Wednesday, July 23, 2003

The meaning of American Justice

I was going to blog about how the death of Saddam Hussein's two sons didn't quite sit well with me, but then Lambert over at Eschaton went and hit it exactly on the head already.

Suppose we had captured Saddam's sons, and then turned them over to the Hague tribunal for trial. What happens? The national interest gets served in all kinds of ways. We get all the propaganda advantages that the Peruvians and Imperial Rome got (which is all the killing was about anyhow). We get the Europeans and the UN back on board, and maybe we get some help with reconstruction and even a graceful way out. Best of all, it's good for the Iraqi people.
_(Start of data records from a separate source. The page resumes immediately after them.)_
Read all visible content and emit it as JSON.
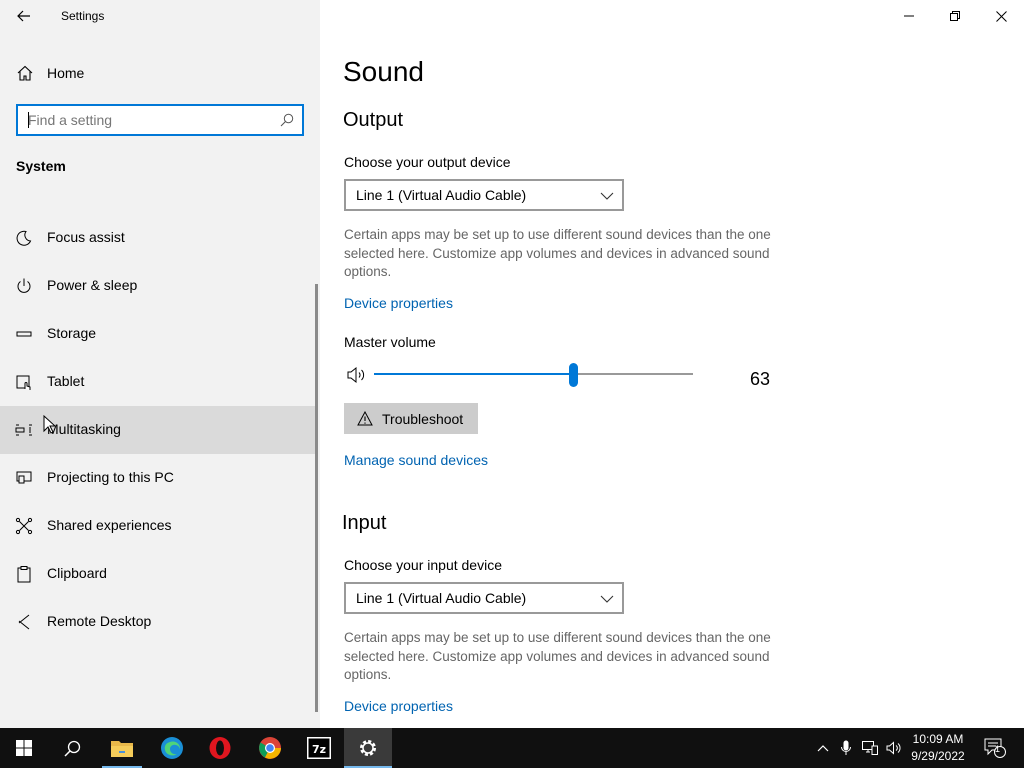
{
  "app": {
    "title": "Settings"
  },
  "sidebar": {
    "home_label": "Home",
    "search_placeholder": "Find a setting",
    "section_title": "System",
    "items": [
      {
        "label": "Focus assist",
        "icon": "moon-icon"
      },
      {
        "label": "Power & sleep",
        "icon": "power-icon"
      },
      {
        "label": "Storage",
        "icon": "storage-icon"
      },
      {
        "label": "Tablet",
        "icon": "tablet-icon"
      },
      {
        "label": "Multitasking",
        "icon": "multitasking-icon"
      },
      {
        "label": "Projecting to this PC",
        "icon": "projecting-icon"
      },
      {
        "label": "Shared experiences",
        "icon": "shared-experiences-icon"
      },
      {
        "label": "Clipboard",
        "icon": "clipboard-icon"
      },
      {
        "label": "Remote Desktop",
        "icon": "remote-desktop-icon"
      }
    ]
  },
  "main": {
    "title": "Sound",
    "output": {
      "heading": "Output",
      "choose_label": "Choose your output device",
      "device": "Line 1 (Virtual Audio Cable)",
      "description": "Certain apps may be set up to use different sound devices than the one selected here. Customize app volumes and devices in advanced sound options.",
      "device_properties": "Device properties",
      "master_volume_label": "Master volume",
      "volume_value": "63",
      "troubleshoot": "Troubleshoot",
      "manage_devices": "Manage sound devices"
    },
    "input": {
      "heading": "Input",
      "choose_label": "Choose your input device",
      "device": "Line 1 (Virtual Audio Cable)",
      "description": "Certain apps may be set up to use different sound devices than the one selected here. Customize app volumes and devices in advanced sound options.",
      "device_properties": "Device properties"
    }
  },
  "taskbar": {
    "apps": [
      "start",
      "search",
      "file-explorer",
      "edge",
      "opera",
      "chrome",
      "7-zip",
      "settings"
    ],
    "clock_time": "10:09 AM",
    "clock_date": "9/29/2022",
    "notification_count": "1"
  },
  "colors": {
    "accent": "#0078d7",
    "link": "#0063b1",
    "sidebar_bg": "#f2f2f2",
    "taskbar_bg": "#101010"
  }
}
The Clinton administration followed just this policy in the Balkans when they got Milosevic tried at the Hague for war crimes, and the Balkans are doing reasonably well.

At best, killing Saddam's sons was a missed opportunity. At worst, it's the tip of the iceberg of a policy of targeted assassination that perverts the notion of American justice, and will lead to blowback just as certainly as funding Afghan jihaadists did.
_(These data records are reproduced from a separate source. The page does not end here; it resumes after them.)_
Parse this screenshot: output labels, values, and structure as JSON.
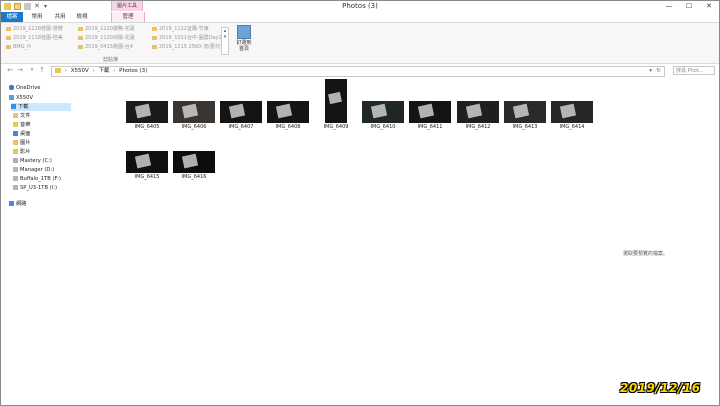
{
  "window": {
    "title": "Photos (3)",
    "controls": [
      "—",
      "☐",
      "✕"
    ]
  },
  "ribbon": {
    "context_header": "圖片工具",
    "tabs": [
      "檔案",
      "常用",
      "共用",
      "檢視",
      "管理"
    ],
    "pinned": [
      [
        "2019_1118桂園-誉櫻",
        "2019_1118桂園-桂美",
        "BMG_H"
      ],
      [
        "2019_1120燉鴨-花蓮",
        "2019_1120圳陽-花蓮",
        "2019_0415桃園-台4"
      ],
      [
        "2019_1122宜蘭-竹東",
        "2019_1011台中-圓農Day2",
        "2019_1215 2560-流(舊代)"
      ]
    ],
    "group_label": "剪貼簿",
    "pin_button_label": "釘選到\n首頁"
  },
  "address": {
    "crumbs": [
      "X550V",
      "下載",
      "Photos (3)"
    ],
    "search_placeholder": "搜尋 Phot..."
  },
  "nav": {
    "items": [
      {
        "label": "OneDrive",
        "icon": "cloud-icon"
      },
      {
        "label": "X550V",
        "icon": "computer-icon"
      },
      {
        "label": "下載",
        "icon": "downloads-icon",
        "selected": true
      },
      {
        "label": "文件",
        "icon": "folder-icon"
      },
      {
        "label": "音樂",
        "icon": "music-icon"
      },
      {
        "label": "桌面",
        "icon": "desktop-icon"
      },
      {
        "label": "圖片",
        "icon": "pictures-icon"
      },
      {
        "label": "影片",
        "icon": "video-icon"
      },
      {
        "label": "Mastery (C:)",
        "icon": "drive-icon"
      },
      {
        "label": "Manager (D:)",
        "icon": "drive-icon"
      },
      {
        "label": "Buffalo_1TB (F:)",
        "icon": "drive-icon"
      },
      {
        "label": "SP_U3-1TB (I:)",
        "icon": "drive-icon"
      },
      {
        "label": "網路",
        "icon": "network-icon"
      }
    ]
  },
  "files": [
    "IMG_6405",
    "IMG_6406",
    "IMG_6407",
    "IMG_6408",
    "IMG_6409",
    "IMG_6410",
    "IMG_6411",
    "IMG_6412",
    "IMG_6413",
    "IMG_6414",
    "IMG_6415",
    "IMG_6416"
  ],
  "preview_text": "選取要預覽的檔案。",
  "date_stamp": "2019/12/16",
  "colors": {
    "file_tab": "#1979ca",
    "context": "#f3d6e6",
    "stamp": "#ffd400"
  }
}
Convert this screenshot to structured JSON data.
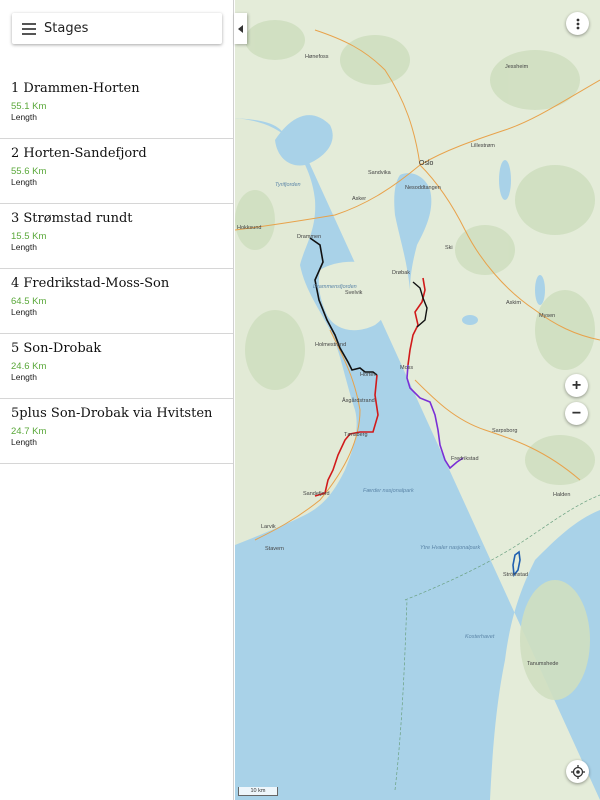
{
  "header": {
    "title": "Stages"
  },
  "stages": [
    {
      "name": "1 Drammen-Horten",
      "distance": "55.1 Km",
      "length_label": "Length"
    },
    {
      "name": "2 Horten-Sandefjord",
      "distance": "55.6 Km",
      "length_label": "Length"
    },
    {
      "name": "3 Strømstad rundt",
      "distance": "15.5 Km",
      "length_label": "Length"
    },
    {
      "name": "4 Fredrikstad-Moss-Son",
      "distance": "64.5 Km",
      "length_label": "Length"
    },
    {
      "name": "5 Son-Drobak",
      "distance": "24.6 Km",
      "length_label": "Length"
    },
    {
      "name": "5plus Son-Drobak via Hvitsten",
      "distance": "24.7 Km",
      "length_label": "Length"
    }
  ],
  "map": {
    "places": {
      "honefoss": "Hønefoss",
      "jessheim": "Jessheim",
      "lillestrom": "Lillestrøm",
      "oslo": "Oslo",
      "sandvika": "Sandvika",
      "asker": "Asker",
      "nesoddtangen": "Nesoddtangen",
      "hokksund": "Hokksund",
      "drammen": "Drammen",
      "ski": "Ski",
      "drobak": "Drøbak",
      "svelvik": "Svelvik",
      "askim": "Askim",
      "mysen": "Mysen",
      "holmestrand": "Holmestrand",
      "moss": "Moss",
      "horten": "Horten",
      "asgardstrand": "Åsgårdstrand",
      "tonsberg": "Tønsberg",
      "sarpsborg": "Sarpsborg",
      "fredrikstad": "Fredrikstad",
      "sandefjord": "Sandefjord",
      "halden": "Halden",
      "larvik": "Larvik",
      "stavern": "Stavern",
      "stromstad": "Strömstad",
      "tanumshede": "Tanumshede",
      "tyrifjorden": "Tyrifjorden",
      "drammensfjorden": "Drammensfjorden",
      "faerder": "Færder nasjonalpark",
      "ytre_hvaler": "Ytre Hvaler nasjonalpark",
      "kosterhavet": "Kosterhavet"
    },
    "scale_label": "10 km",
    "colors": {
      "route_black": "#111111",
      "route_red": "#d11a1a",
      "route_purple": "#7a2fd6",
      "route_blue": "#1f5fb0",
      "water": "#a9d2e8",
      "land": "#e4ecd9"
    },
    "icons": [
      "more-vert-icon",
      "zoom-in-icon",
      "zoom-out-icon",
      "locate-icon",
      "menu-icon",
      "collapse-arrow-icon"
    ]
  },
  "controls": {
    "zoom_in": "+",
    "zoom_out": "−"
  }
}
And I agree wholeheartedly. This sounds like something Israel would have done. Instead of arresting these men, dragging them out in chains in front of the cameras, making them answer for their crimes in front of a court of the world, we just killed them.

We get no intelligence from them, and they get to die honorably in battle (I hope that doesn't sound too much like I'm a Klingon, but that's exactly what I mean) instead of rotting away in a jail cell.

This should not be the meaning of American justice. I don't think we should be the vigilates of the planet.